Another generalization is a *hierarchical mixture of experts*, where we make a "soft" version of trees, in which the splits are probabilistic (so every point has some degree of membership in every leaf). Such trees can be trained using a form of gradient descent. Combinations of bagging, boosting, and mixture tree approaches (e.g., *gradient boosted trees*) and implementations are readily available (e.g., XGBoost).

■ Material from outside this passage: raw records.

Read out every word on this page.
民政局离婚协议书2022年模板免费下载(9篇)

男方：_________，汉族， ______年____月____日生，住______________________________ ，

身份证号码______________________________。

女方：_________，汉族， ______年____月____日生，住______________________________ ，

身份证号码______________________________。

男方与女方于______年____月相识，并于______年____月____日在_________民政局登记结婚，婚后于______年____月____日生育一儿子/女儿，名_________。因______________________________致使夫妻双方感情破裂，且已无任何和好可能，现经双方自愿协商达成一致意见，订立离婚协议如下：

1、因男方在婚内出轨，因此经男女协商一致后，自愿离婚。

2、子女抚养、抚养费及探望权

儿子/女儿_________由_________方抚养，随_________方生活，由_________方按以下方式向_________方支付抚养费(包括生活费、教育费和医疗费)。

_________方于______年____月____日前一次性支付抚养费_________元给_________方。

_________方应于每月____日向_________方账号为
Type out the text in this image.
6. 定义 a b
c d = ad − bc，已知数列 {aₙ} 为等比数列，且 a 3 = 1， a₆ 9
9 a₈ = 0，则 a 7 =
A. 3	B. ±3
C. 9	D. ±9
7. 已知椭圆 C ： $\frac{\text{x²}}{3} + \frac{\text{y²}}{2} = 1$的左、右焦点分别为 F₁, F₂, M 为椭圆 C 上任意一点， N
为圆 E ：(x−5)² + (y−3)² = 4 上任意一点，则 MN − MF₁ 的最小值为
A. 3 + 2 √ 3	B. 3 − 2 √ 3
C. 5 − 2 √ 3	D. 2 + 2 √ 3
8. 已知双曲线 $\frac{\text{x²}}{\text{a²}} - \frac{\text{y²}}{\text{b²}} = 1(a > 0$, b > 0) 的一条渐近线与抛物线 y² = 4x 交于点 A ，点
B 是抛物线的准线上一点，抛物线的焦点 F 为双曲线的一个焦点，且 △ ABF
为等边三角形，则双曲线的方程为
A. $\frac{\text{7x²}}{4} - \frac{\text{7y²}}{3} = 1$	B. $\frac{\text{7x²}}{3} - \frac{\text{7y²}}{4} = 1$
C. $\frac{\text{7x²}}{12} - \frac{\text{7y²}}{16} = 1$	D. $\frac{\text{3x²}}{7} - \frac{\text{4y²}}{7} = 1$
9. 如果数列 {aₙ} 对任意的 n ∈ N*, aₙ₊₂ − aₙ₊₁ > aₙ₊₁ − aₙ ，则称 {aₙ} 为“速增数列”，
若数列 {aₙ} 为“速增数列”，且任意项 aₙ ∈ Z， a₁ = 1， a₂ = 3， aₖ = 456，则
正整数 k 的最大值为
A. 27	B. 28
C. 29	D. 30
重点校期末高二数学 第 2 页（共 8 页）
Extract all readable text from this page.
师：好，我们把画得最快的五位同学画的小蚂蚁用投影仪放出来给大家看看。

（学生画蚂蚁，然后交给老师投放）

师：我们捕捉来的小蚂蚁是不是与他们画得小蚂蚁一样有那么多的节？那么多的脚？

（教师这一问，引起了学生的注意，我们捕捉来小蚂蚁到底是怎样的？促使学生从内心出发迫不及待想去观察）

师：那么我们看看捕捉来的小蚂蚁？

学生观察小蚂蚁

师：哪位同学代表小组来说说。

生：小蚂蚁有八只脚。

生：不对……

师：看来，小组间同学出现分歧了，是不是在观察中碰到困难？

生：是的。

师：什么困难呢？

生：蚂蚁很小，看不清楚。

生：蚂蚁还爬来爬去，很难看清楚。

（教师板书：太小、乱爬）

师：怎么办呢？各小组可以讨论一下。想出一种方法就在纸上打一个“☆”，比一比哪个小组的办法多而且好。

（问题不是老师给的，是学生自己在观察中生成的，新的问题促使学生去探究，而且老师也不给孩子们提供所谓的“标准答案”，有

Trees have a number of strengths, and remain a valuable tool in the machine learning toolkit. Some benefits include being relatively easy to interpret, fast to train, and ability to handle multi-class classification in a natural way. Trees can easily handle different loss functions; one just needs to change the predictor and loss being applied in the leaves. Methods also exist to identify which features are particularly important or influential in forming the tree, which can aid in human understanding of the data set. Finally, in many situations, trees perform surprisingly well, often comparable to more complicated regression or classification models. Indeed, in some settings it is considered good practice to start with trees (especially random forest or boosted trees) as a "baseline" machine learning model, against which one can evaluate performance of more sophisticated models.